The plan is to start with a regular HTTP proxy and then potentially extend it to an HTTPS proxy.
Solution
I would take a look at HTTP 1.0 (RFC 1945) and HTTP 1.1 (RFC 2616). You can also take a look at:
- RFC 822 - structure of Internet text messages, including header fields
- RFC 2396 - definition of URL/URI syntax (replaces RFC 1738 and RFC 1808)
- RFC 1521 - definition of MIME and of MIME types
There are probably lots of example code that you can find with Google!
OTHER TIPS
I'm currently working on it too. The basic implementation is simple. Listen on a socket port, find the host, connect to remote server, send http header, recv from server, then send back to client.
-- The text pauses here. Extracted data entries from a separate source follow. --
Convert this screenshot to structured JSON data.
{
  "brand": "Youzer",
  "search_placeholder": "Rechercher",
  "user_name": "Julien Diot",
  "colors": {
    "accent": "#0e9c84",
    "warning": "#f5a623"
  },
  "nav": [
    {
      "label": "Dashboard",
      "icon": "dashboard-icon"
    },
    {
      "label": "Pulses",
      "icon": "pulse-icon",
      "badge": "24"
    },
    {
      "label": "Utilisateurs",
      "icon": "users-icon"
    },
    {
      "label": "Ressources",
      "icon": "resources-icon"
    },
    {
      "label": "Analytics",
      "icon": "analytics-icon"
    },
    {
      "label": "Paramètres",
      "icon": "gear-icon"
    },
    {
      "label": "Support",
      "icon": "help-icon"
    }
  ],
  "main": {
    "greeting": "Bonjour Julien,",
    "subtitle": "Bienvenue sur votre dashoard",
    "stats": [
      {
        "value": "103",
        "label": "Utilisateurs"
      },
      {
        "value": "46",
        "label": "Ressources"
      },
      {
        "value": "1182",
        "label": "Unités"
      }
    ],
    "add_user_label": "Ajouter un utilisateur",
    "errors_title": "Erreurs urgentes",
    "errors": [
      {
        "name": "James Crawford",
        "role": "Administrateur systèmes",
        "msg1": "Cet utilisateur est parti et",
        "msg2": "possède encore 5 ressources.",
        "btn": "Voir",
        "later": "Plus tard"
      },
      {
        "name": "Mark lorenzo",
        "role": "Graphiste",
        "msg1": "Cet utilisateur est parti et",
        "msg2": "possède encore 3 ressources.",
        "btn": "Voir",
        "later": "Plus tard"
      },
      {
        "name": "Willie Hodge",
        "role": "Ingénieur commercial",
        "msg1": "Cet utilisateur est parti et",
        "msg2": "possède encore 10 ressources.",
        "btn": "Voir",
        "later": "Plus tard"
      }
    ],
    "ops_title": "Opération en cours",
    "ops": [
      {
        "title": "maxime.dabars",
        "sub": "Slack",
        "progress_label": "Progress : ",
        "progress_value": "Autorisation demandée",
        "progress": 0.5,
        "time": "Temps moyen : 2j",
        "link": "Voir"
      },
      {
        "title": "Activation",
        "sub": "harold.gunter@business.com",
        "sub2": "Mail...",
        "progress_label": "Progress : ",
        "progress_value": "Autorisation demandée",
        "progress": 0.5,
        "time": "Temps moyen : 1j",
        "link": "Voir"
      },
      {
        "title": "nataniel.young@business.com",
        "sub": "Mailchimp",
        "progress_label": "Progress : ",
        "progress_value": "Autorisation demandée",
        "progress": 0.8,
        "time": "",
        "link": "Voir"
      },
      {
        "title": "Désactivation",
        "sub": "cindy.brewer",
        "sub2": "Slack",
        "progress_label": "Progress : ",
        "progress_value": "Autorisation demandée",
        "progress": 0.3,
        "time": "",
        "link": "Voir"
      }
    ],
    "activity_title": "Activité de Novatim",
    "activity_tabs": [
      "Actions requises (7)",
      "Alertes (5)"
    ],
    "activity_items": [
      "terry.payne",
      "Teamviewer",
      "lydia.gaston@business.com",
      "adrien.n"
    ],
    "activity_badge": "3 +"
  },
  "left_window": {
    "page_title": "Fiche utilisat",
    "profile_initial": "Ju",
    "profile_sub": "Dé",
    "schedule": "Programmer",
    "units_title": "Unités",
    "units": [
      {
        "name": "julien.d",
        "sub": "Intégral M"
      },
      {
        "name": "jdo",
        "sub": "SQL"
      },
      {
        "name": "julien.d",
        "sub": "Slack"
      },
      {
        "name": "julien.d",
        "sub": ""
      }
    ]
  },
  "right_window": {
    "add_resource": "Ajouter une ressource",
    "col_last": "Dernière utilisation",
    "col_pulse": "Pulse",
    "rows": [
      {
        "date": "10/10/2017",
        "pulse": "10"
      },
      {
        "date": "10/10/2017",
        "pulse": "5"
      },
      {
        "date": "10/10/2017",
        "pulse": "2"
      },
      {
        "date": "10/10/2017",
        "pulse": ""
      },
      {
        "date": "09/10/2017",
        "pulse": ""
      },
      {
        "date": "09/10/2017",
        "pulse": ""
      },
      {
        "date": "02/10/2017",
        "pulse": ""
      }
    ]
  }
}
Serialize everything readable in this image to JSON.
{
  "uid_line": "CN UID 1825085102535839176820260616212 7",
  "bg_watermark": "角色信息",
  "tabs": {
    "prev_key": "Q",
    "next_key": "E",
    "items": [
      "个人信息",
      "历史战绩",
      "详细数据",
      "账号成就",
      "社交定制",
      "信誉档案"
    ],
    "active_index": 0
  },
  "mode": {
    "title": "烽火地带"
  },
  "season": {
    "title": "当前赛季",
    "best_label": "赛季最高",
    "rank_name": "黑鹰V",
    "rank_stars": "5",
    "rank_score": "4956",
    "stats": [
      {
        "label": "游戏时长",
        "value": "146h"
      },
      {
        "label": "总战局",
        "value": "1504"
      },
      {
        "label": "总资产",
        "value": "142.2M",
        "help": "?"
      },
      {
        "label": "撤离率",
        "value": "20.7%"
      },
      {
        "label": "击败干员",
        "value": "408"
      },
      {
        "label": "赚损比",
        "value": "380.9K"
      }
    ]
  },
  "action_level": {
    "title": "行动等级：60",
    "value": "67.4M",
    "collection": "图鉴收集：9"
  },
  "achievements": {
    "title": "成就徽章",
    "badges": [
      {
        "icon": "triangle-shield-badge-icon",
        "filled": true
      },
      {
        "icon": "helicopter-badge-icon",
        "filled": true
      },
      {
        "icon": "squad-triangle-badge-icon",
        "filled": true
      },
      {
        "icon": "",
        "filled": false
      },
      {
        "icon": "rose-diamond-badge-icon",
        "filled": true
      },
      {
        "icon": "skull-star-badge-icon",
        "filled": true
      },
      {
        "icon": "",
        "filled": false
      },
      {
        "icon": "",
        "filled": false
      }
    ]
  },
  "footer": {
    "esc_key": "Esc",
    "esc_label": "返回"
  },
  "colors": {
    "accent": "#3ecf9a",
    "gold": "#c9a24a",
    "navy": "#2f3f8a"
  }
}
The difficult part is consistent connection and pipelining.
As to HTTPs, its header is like this:
CONNECT addons.mozilla.org:443 HTTP/1.1
User-Agent: Mozilla/5.0 (X11; Ubuntu; Linux x86_64; rv:18.0) Gecko/20100101 Firefox/18.0
Host: addons.mozilla.org
Proxy should connect to server, then reply to client a 200 message, then redirect back and forth as a redirector.
Check this: http://tools.ietf.org/html/draft-luotonen-ssl-tunneling-03
You might also find the work of the HTTPbis group in the IETF helpful; we're re-writing the specs to make them more clear and easier to implement.